マメな男性が、自分の靴がこの状態になるまで放置することはしないでしょう?

なんと!

靴の中敷きが外れるまで、履きつぶしているではありませんか!

どうやら、靴紐を結んだままの狭い履き口に、ねじり込むような感じで足を入れていたらしい。
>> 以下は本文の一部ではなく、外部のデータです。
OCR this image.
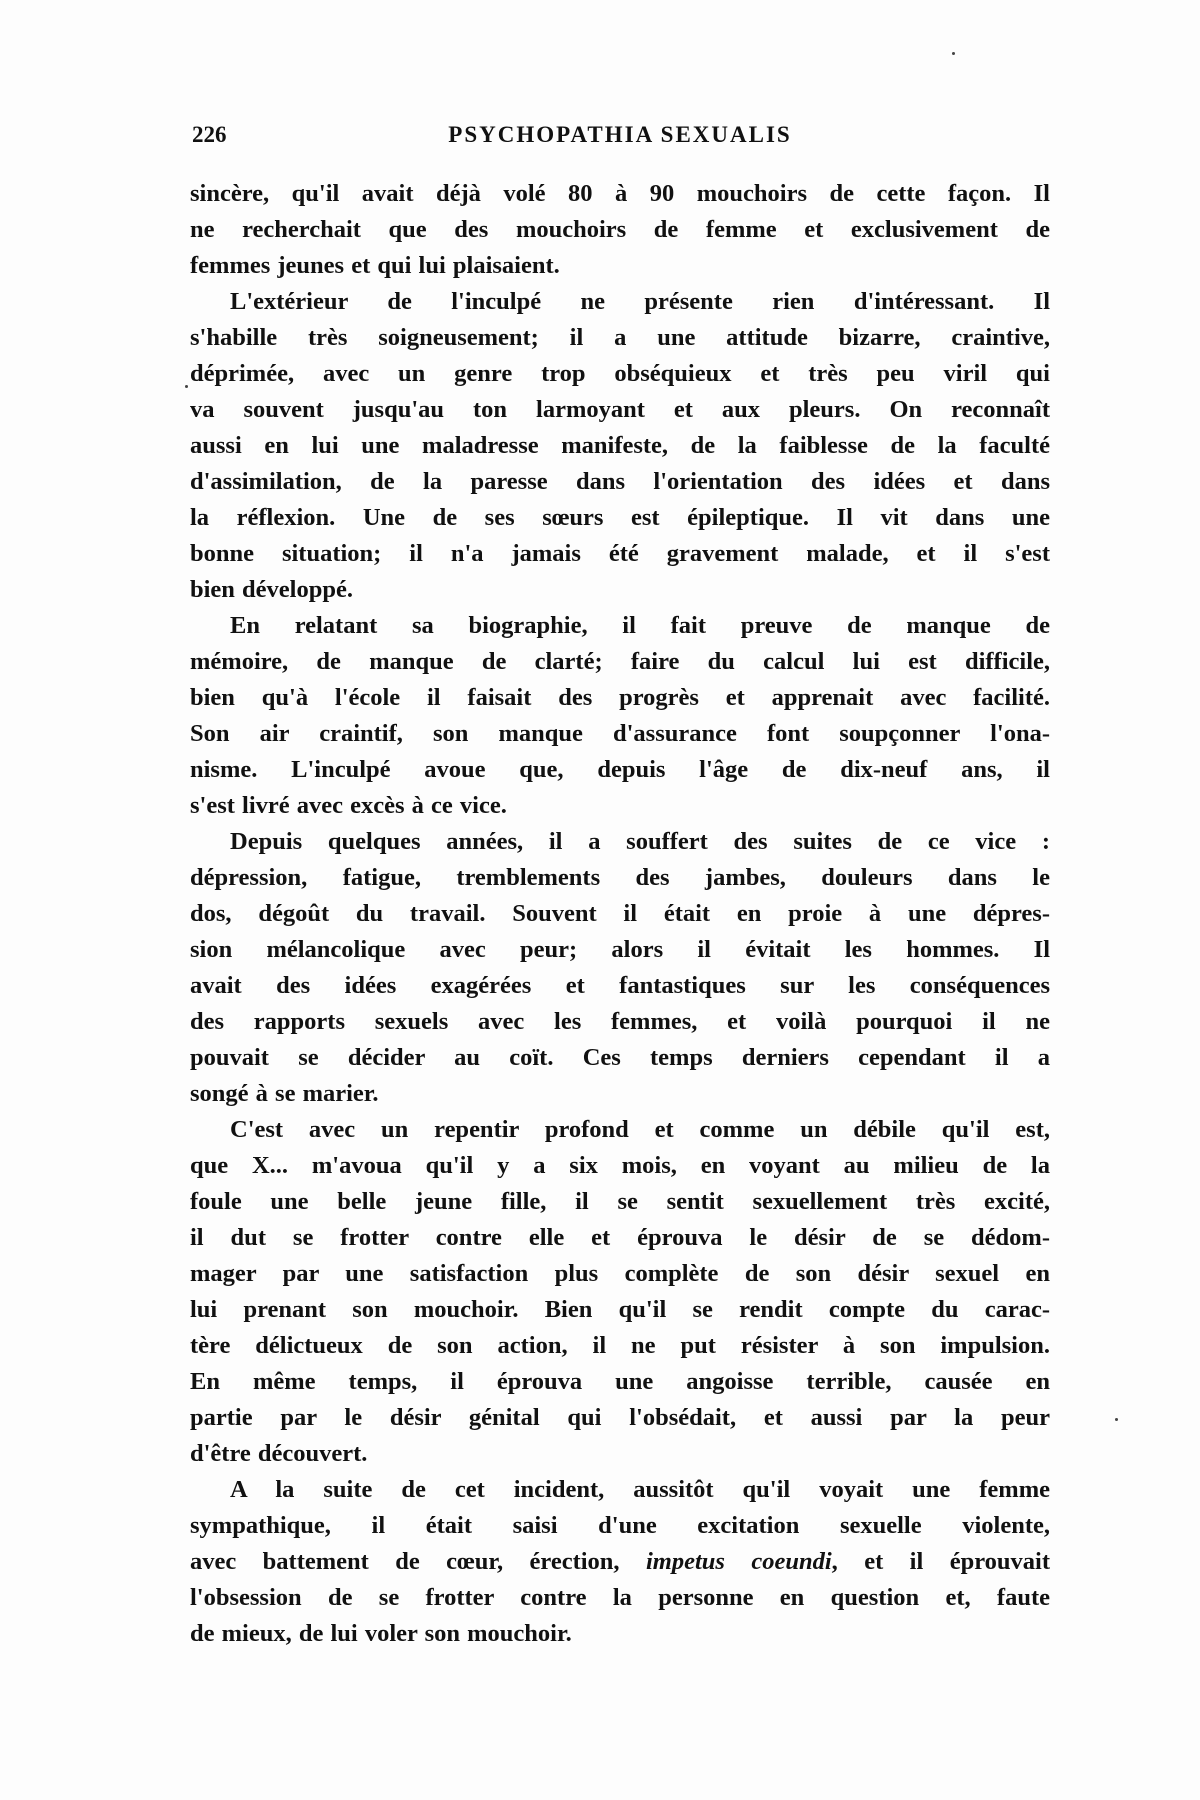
226	PSYCHOPATHIA SEXUALIS
sincère, qu'il avait déjà volé 80 à 90 mouchoirs de cette façon. Il
ne recherchait que des mouchoirs de femme et exclusivement de
femmes jeunes et qui lui plaisaient.
L'extérieur de l'inculpé ne présente rien d'intéressant. Il
s'habille très soigneusement; il a une attitude bizarre, craintive,
déprimée, avec un genre trop obséquieux et très peu viril qui
va souvent jusqu'au ton larmoyant et aux pleurs. On reconnaît
aussi en lui une maladresse manifeste, de la faiblesse de la faculté
d'assimilation, de la paresse dans l'orientation des idées et dans
la réflexion. Une de ses sœurs est épileptique. Il vit dans une
bonne situation; il n'a jamais été gravement malade, et il s'est
bien développé.
En relatant sa biographie, il fait preuve de manque de
mémoire, de manque de clarté; faire du calcul lui est difficile,
bien qu'à l'école il faisait des progrès et apprenait avec facilité.
Son air craintif, son manque d'assurance font soupçonner l'ona-
nisme. L'inculpé avoue que, depuis l'âge de dix-neuf ans, il
s'est livré avec excès à ce vice.
Depuis quelques années, il a souffert des suites de ce vice :
dépression, fatigue, tremblements des jambes, douleurs dans le
dos, dégoût du travail. Souvent il était en proie à une dépres-
sion mélancolique avec peur; alors il évitait les hommes. Il
avait des idées exagérées et fantastiques sur les conséquences
des rapports sexuels avec les femmes, et voilà pourquoi il ne
pouvait se décider au coït. Ces temps derniers cependant il a
songé à se marier.
C'est avec un repentir profond et comme un débile qu'il est,
que X... m'avoua qu'il y a six mois, en voyant au milieu de la
foule une belle jeune fille, il se sentit sexuellement très excité,
il dut se frotter contre elle et éprouva le désir de se dédom-
mager par une satisfaction plus complète de son désir sexuel en
lui prenant son mouchoir. Bien qu'il se rendit compte du carac-
tère délictueux de son action, il ne put résister à son impulsion.
En même temps, il éprouva une angoisse terrible, causée en
partie par le désir génital qui l'obsédait, et aussi par la peur
d'être découvert.
A la suite de cet incident, aussitôt qu'il voyait une femme
sympathique, il était saisi d'une excitation sexuelle violente,
avec battement de cœur, érection, impetus coeundi, et il éprouvait
l'obsession de se frotter contre la personne en question et, faute
de mieux, de lui voler son mouchoir.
履き口周りの皮がアチコチ切れているし、踵部分の皮が擦れて薄くなっている。

要は、靴を無理矢理履き続けたと容易に想像できる惨憺たる姿。

あの美しい料理は、夫の「光」の部分ならば、

この靴は「影」の部分。

シャドウサイドだ!!

子ども達からも

「父ちゃん、この靴ヤバイよ。貧乏神よりも恐い疫病神が取り憑くよ!」

と率直な口撃を受けていました。

この靴、このまま処分すべきか?とっても悩みました。

そもそも修理できるのだろうか?

と、修理屋さんへ持ち込んだところ、

徹底的な修理を望めば、修理費用として2万数千円はかかるとのこと。

ただ、とても品質の良い靴なので、修理すれば必ず蘇ると約束してくれました。

あまりに悲惨な姿に、このまま処分したら、疫病神が成仏せずに夫の他のモノに乗り移りそうな気配を感じた私。
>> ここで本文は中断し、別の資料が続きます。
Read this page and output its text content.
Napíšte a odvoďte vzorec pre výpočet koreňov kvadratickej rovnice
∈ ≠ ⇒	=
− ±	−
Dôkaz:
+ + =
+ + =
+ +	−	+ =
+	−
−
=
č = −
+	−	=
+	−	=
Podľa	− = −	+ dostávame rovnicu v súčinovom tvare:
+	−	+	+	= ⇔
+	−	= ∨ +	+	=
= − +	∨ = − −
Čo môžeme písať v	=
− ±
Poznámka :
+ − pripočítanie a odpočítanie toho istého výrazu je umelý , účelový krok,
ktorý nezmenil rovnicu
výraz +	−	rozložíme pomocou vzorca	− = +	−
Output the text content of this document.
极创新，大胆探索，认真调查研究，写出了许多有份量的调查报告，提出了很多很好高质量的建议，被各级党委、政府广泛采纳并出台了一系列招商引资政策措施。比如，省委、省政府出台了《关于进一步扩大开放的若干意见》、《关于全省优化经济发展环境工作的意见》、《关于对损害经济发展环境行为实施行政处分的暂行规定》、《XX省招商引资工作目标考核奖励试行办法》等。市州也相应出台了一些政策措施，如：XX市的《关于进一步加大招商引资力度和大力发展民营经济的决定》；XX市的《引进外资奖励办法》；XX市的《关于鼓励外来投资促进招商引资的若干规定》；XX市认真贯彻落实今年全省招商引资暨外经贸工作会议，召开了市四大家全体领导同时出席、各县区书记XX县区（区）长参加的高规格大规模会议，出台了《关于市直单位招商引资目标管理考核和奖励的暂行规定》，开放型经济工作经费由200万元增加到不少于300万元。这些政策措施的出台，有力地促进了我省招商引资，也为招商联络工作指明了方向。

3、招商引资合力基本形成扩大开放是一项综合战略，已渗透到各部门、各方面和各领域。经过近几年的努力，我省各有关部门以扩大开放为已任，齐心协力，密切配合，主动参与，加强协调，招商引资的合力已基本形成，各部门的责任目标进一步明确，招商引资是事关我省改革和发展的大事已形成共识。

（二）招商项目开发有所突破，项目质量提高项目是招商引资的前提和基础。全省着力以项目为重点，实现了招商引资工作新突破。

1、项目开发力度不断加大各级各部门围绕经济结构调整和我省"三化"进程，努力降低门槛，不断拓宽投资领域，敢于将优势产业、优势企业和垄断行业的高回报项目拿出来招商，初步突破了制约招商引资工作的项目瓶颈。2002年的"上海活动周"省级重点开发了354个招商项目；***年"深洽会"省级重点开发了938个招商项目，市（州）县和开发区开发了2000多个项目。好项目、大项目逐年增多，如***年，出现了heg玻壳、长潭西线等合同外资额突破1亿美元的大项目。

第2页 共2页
エイヤッ!と、2万円と数千円を握りしめ、再び修理屋さんへ。

診断によると、

大修理のため、修理期間は、なんと1ヶ月半以上必要とのこと。

人間で言えば、長期入院。大病です。

そして月日は流れ・・・

先日、修理完了の連絡を受け、昨日、お迎えに行ってきました。

まぁ、なんと!

裏も美しい。

どこからどう見ても、疫病神の気配は感じません。

再生したその姿に、夫はもちろんのこと、家族一同が驚きです。

「これってテセウスの船じゃない?」

買った時と同じ靴なのか?と聞かれたら、

そうとも言えるし、そうじゃないとも言える。

では、靴ではなく、夫という人間はどうだろう?

大修理を経て蘇った修理済みの靴を履く夫は、数ヶ月前、履きつぶした靴を放置していた夫と同じ人間か?と尋ねられたら・・・

私は、「違う」と答えるだろう。

この数ヶ月の間も、

公私共に様々な変化に見舞われ続け、それを乗り越えてきた夫は、その経験を積んでいない頃の夫とは、違って当然だからだ。

ヒトは常に変化している。

大切なことは、自分のことを「○○な人」と決めつけて、世界を狭くしてはいけないということ。

さぁ、今日から新年度。

こんなご時世こそ、視野を高く広く持ち、やるべきことを積み重ねることが大切。

「さぁ、チェストいけ!きばっど!」

と、夫にエールを送る母ちゃんなのです。

それにしても・・

ドラマ「テセウスの船」に出演していた俳優の鈴木亮平さんが、「西郷どん」の「吉之助さぁ」にしか見えなくて、まっこて困りもしたなぁ~。